The following is what happened in 1995-1996 (according to a Congressional Research Service report quoted in a Washington Post article). Here are some quotes from of the article's highlights:
Health. The National Institutes of Health stopped accepting new patients for clinical research and stopped answering hotline calls about medial questions. The Centers for Disease Control stopped monitoring disease.

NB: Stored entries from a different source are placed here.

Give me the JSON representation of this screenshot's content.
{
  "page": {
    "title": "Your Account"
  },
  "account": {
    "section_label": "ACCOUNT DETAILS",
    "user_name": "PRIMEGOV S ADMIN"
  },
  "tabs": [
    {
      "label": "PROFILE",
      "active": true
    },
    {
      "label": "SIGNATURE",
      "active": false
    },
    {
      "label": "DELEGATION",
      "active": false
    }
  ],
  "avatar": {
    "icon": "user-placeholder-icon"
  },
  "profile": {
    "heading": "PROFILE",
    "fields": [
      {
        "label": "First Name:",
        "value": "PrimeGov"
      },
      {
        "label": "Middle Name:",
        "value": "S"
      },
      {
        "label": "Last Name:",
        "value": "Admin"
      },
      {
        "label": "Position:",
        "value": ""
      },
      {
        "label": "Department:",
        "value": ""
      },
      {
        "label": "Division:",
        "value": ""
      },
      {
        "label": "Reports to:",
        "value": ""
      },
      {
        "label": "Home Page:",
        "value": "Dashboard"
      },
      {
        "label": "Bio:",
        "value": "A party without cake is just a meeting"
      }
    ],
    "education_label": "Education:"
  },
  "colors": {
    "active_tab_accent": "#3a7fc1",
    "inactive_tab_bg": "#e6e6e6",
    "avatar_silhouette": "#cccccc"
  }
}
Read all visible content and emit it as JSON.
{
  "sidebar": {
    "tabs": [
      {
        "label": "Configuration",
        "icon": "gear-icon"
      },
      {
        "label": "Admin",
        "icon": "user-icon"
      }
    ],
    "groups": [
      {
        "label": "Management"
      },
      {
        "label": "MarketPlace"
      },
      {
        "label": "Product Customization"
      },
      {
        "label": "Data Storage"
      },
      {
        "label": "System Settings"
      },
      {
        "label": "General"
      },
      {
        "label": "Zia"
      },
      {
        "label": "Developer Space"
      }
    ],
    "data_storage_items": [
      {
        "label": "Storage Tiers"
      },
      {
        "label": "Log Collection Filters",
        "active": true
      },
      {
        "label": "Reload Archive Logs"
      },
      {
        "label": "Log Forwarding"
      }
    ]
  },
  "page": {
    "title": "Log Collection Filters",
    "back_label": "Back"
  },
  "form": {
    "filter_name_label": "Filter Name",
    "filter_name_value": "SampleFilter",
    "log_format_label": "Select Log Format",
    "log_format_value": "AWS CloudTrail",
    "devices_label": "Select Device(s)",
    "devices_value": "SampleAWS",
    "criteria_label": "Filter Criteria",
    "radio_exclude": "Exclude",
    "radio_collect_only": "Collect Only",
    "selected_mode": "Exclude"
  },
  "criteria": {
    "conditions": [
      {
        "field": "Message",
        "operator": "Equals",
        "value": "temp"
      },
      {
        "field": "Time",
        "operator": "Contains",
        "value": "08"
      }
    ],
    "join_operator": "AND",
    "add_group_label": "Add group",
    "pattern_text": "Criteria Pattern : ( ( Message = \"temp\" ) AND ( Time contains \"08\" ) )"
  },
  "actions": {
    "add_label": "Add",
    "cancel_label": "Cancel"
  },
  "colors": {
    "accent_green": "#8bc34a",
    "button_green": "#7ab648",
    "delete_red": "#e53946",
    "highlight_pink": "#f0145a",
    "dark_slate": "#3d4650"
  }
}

Law enforcement. The Bureau of Alcohol, Tobacco, and Firearms stopped processing applications for firearms and alcohol. The federal government stopped work on about 3,500 bankruptcy cases as well as a number of child-support cases. The Border Patrol put a hold on hiring 400 new agents.
Parks and museums. The National Park Service closed 368 sites, such as Yosemite National Park in California. All told, some 7 million visitors were turned away. (One big exception was the south rim of the Grand Canyon, which stayed open only because Arizona agreed to pick up the tab.)
Regulatory agencies. The Environmental Protection Agency closes down almost entirely during a shutdown. So do certain financial regulators, including the Securities and Exchange Commission and the U.S. Commodity Futures Trading Commission. Although corporations can still file documents like 10Ks through automated systems, there's no one around to scrutinize the paperwork.
(Small parts of) Social Security. During the last shutdown, the Social Security Administration was able to keep on enough employees to make sure the checks kept going out. But the agency didn't have enough staff to do things like answer phone calls or help recipients who needed to change addresses. So some disruptions are possible.
Visas and passports. During the shutdown, around 20,000 to 30,000 applications from foreigners for visas went unprocessed each day. The State Department also had to let some 200,000 applications from Americans for visas gather dust.
Veterans. Although some key benefits continued and the VA hospitals remained open, a number of services were curtailed. These services ranged from health and welfare to finance and travel for veterans.
The above surely had a negative impact on individuals and whole families over the three weeks stretching from mid-December to January 6. No one wants this, and I don't want to minimize the difficulties this put on people, but it did not rise to the level of disruptive to the economy or a "self-inflicted wound." Let's make sure we listen to the political rhetoric carefully, keeping in mind the lessons from the past and the resiliency of the economy.